По свидетельству Волошина, Дмитриева была неординарным преподавателем. Однако она не могла не сознавать того, что принимает на себя стигму «школьной учительницы», — образ обыденности и приземленности, находящийся в противоречии с ее поэтическим призванием. В воспоминаниях, а также в недавних публикациях о Дмитриевой время от времени появляется «скромная школьная учительница», которая пишет «милые, простые стихи», «школьная девушка», «школьная учительница такая-то», — как исчерпывающее определение. Ему соответствуют и «неброские» качества: скромность, незаметность, простота, непосредственность, доброта (!) Дмитриевой. Цветаева считает, что образ школьной учительницы повлиял не только на репутацию поэтессы, но и на творчество, что и заставило ее в конечном счете пойти на мистификацию. Размышляя о феномене Черубины, Цветаева воспринимает конфликт между «школьной учительницей» с ее бедным бытом и идеей свободного поэтического творчества как неразрешимо-трагический: «В этой молодой школьной девушке, которая хромала, жил нескромный, нешкольный, жестокий дар, который не только не хромал, а, как Пегас, земли не знал». Она утверждает, что при «некрасивости лица и жизни» свободное самораскрытие души в творчестве невозможно; при этом некрасивость лица прямо ассоциируется со «школьным комплексом».

Немаловажную роль физических данных в профессиональном успехе женщины литератора подтверждает популярный фельетон В. Дорошевича «Писательница, (Рассказ воспоминаний редактора)» (1906), а также тот повседневный жизненный материал, который вдохновил автора на его написание.

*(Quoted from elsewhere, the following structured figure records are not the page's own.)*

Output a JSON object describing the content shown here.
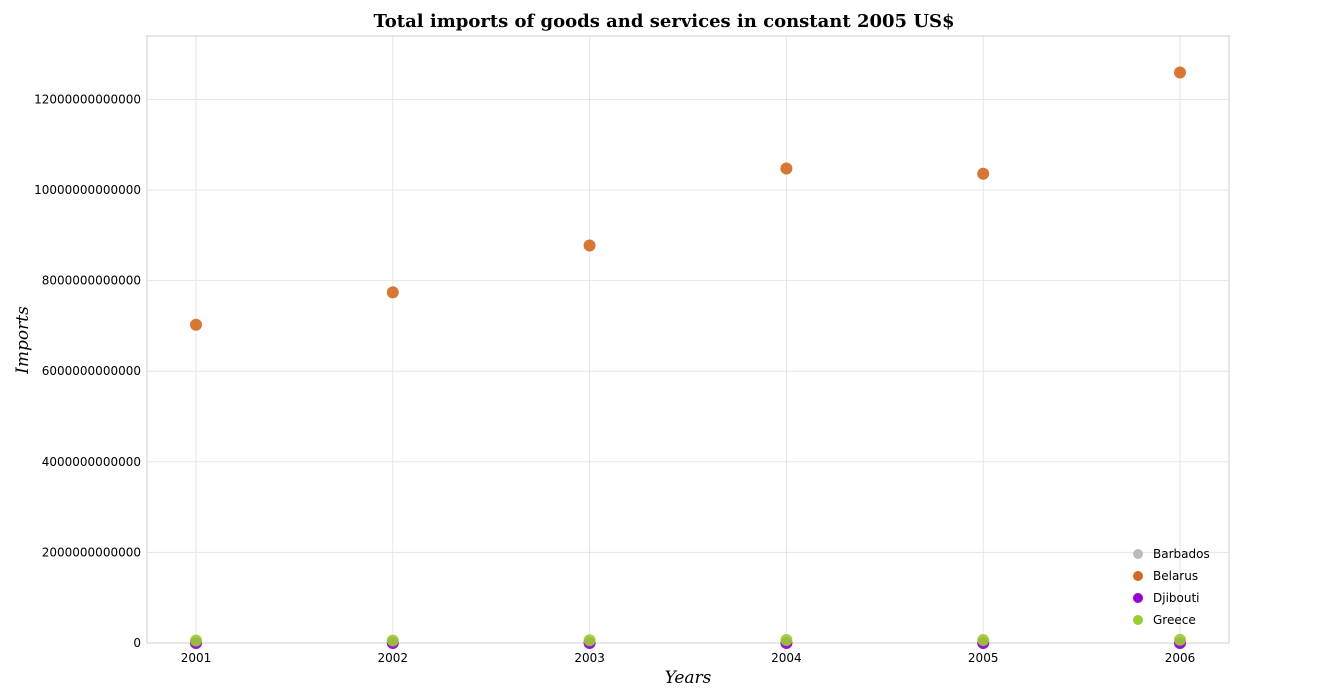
{
  "chart_data": {
    "type": "scatter",
    "title": "Total imports of goods and services in constant 2005 US$",
    "xlabel": "Years",
    "ylabel": "Imports",
    "categories": [
      "2001",
      "2002",
      "2003",
      "2004",
      "2005",
      "2006"
    ],
    "ylim": [
      0,
      13400000000000
    ],
    "yticks": [
      0,
      2000000000000,
      4000000000000,
      6000000000000,
      8000000000000,
      10000000000000,
      12000000000000
    ],
    "ytick_labels": [
      "0",
      "2000000000000",
      "4000000000000",
      "6000000000000",
      "8000000000000",
      "10000000000000",
      "12000000000000"
    ],
    "grid": true,
    "legend_position": "bottom-right",
    "series": [
      {
        "name": "Barbados",
        "color": "#bbbbbb",
        "values": [
          1400000000,
          1400000000,
          1500000000,
          1600000000,
          1700000000,
          1800000000
        ]
      },
      {
        "name": "Belarus",
        "color": "#d2691e",
        "values": [
          7025000000000,
          7740000000000,
          8775000000000,
          10475000000000,
          10360000000000,
          12595000000000
        ]
      },
      {
        "name": "Djibouti",
        "color": "#9400d3",
        "values": [
          300000000,
          300000000,
          330000000,
          350000000,
          380000000,
          400000000
        ]
      },
      {
        "name": "Greece",
        "color": "#9acd32",
        "values": [
          54000000000,
          55000000000,
          61000000000,
          67000000000,
          65000000000,
          72000000000
        ]
      }
    ]
  }
}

Кажется, что сам сюжет фельетона как бы послужил «сценарием» для задуманной Волошиным мистификации с Черубиной.

Действие происходит в редакции журнала:

«— Вас желает видеть г-жа Маурина.
Ах, черт возьми! Маурина...
Попросите подождать... Я одну секунду... одну секунду... Я переменил визитку, поправил перед зеркалом галстук, прическу и вышел...
Вернее — вылетел.
Ради самого Бога, простите, что я вас заставил...
Передо мной стояла пожилая женщина, низенькая, толстая, бедно одетая. Все на ней висело, щеки висели, платье висело.
Я смешался. Она тоже.
Маурина.
Виноват, вы вероятно, матушка Анны Николаевны?
Она улыбнулась грустной улыбкой.
Нет, я сама и есть Анна Николаевна Маурина. Автор помещенных у вас рассказов...
Но позвольте! Как же так? Я знаю Анну Николаевну...
Та? Брюнетка? Она никогда не была Анной Николаевной... Это... это... это обман. Не сердитесь на меня. Выслушайте».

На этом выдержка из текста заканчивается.